ЛИТЕРАТУРНЫЕ И ФОЛЬКЛОРНЫЕ ИСТОЧНИКИ "РОМАНСА" СМЕРДЯКОВА

ДАТА ПУБЛИКАЦИИ: 20 декабря 2016
ИСТОЧНИК: Достоевский: Материалы и исследования, № 18, 2007, C. 170-179 (c)


© В. А. МИХНЮКЕВИЧ

Создатель мифа о русском народе-богоносце, Достоевский не все принимал в его культуре. Так, он неоднократно и в письмах, и в публицистике, и в художественных произведениях весьма неодобрительно высказывался о ложноисторических преданиях-анекдотах, проникавших в фольклорный репертуар из коммерческой, как теперь ее называют, "массовой литературы" и, по словам А. В. Архиповой, ведущих к "понижению уровня сознания в человеческом обществе".1 Презрительно-насмешливо относился писатель и к "лакейским песням" - по современной терминологии, городским, или мещанским, романсам. В них, по его мнению, проявилась порча эстетического вкуса в среде населения, мигрировавшего в эпоху "великих реформ" 1860-х гг. в город из деревни и не успевшего приобщиться к высокой городской культуре, но создавшего свою "парикмахерско-лакейскую" субкультуру. В этой культуре профанируется "золото народного духа" - как Достоевский определял тот комплекс православно-христианских, религиозно-философских и этических идеалов, составляющих, по мнению писателя, основную духовную ценность русской национальной жизни, к которой он так страстно призывал приобщиться образованные сословия.

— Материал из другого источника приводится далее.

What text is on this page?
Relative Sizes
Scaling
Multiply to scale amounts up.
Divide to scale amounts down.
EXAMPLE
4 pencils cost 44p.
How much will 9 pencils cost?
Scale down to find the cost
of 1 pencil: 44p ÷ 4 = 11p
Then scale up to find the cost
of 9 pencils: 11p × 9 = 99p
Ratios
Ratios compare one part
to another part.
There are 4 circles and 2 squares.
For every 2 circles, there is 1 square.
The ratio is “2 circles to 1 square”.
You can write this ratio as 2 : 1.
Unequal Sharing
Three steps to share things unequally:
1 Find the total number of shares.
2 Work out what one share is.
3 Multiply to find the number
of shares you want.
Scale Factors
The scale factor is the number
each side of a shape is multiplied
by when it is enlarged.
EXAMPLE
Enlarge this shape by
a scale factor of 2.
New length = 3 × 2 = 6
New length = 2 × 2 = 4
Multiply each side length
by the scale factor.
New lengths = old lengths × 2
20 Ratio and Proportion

В "Подростке", например, автор солидарен с Версиловым в иронической оценке исторических анекдотов и городских романсов. Правда, отношение героя к последним выражено не прямо ("это всё, что есть самого патриотически-непорядочного между подобными рассказами. <...> В этой жалкой среде и нельзя без подобных анекдотов" - 13, 167), а косвенно. В сцене первого появления Версилова на страницах романа он только что выиграл денежный процесс, оживлен, в хорошем настроении. Он проницательно угадывает "идею" сына, которую тот в гордом отчуждении от окружающих тщательно скрывает. На слова Аркадия, что он никогда не откроет своей идеи, Версилов отвечает: " - То есть не удостоишь

1 Архипова А. В. Петр Ипполитович и другие: (Массовая литература как средство понижения уровня сознания) // Роман Ф. М. Достоевского "Подросток": Возможности прочтения. Коломна, 2003. С. 196.

стр. 170

открыть. Не надо, мой друг, я и так знаю сущность твоей идеи; во всяком случае, это:



Я в пустыню удаляюсь...




Татьяна Павловна! Моя мысль - что он хочет... стать Ротшильдом или вроде того, и удалиться в свое величие" (13, 90). Версилов цитирует начальную строку песни-романса XVIII в.:



Я в пустыню удаляюсь
От прекрасных здешних мест;
Сколько горестей смертельных
Мне в разлуке должно снесть.

Оставляю град любезный,
Оставляю и того,
Кто на свете мне милее
И дороже мне всего...2




Об этой песне писал исторический романист Д. Л. Мордовцев: "Почти целое столетие вся Россия пела эту, некогда модную, великосветскую, чувствительную песенку".3 А. М. Новикова прослеживала фольклорную судьбу этого романса: "Очень своеобразными были и народные отголоски на текст известного романса XVIII века "Я в пустыню удаляюсь", который всеобщая молва приписывала М. В. Зубовой. В своем "Опыте исторического словаря русских писателей" Н. И. Новиков писал о ней, что эта знатная светская женщина, "супруга статского советника, урожденная Римская-Корсакова <...> сочинила немало разных весьма изрядных стихотворений, а особливо песен". Ее романс был типичным сентиментальным произведением середины XVIII века. Героиня очень пространно (в 10 куплетах) высказывала свои горести в разлуке с милым <...>.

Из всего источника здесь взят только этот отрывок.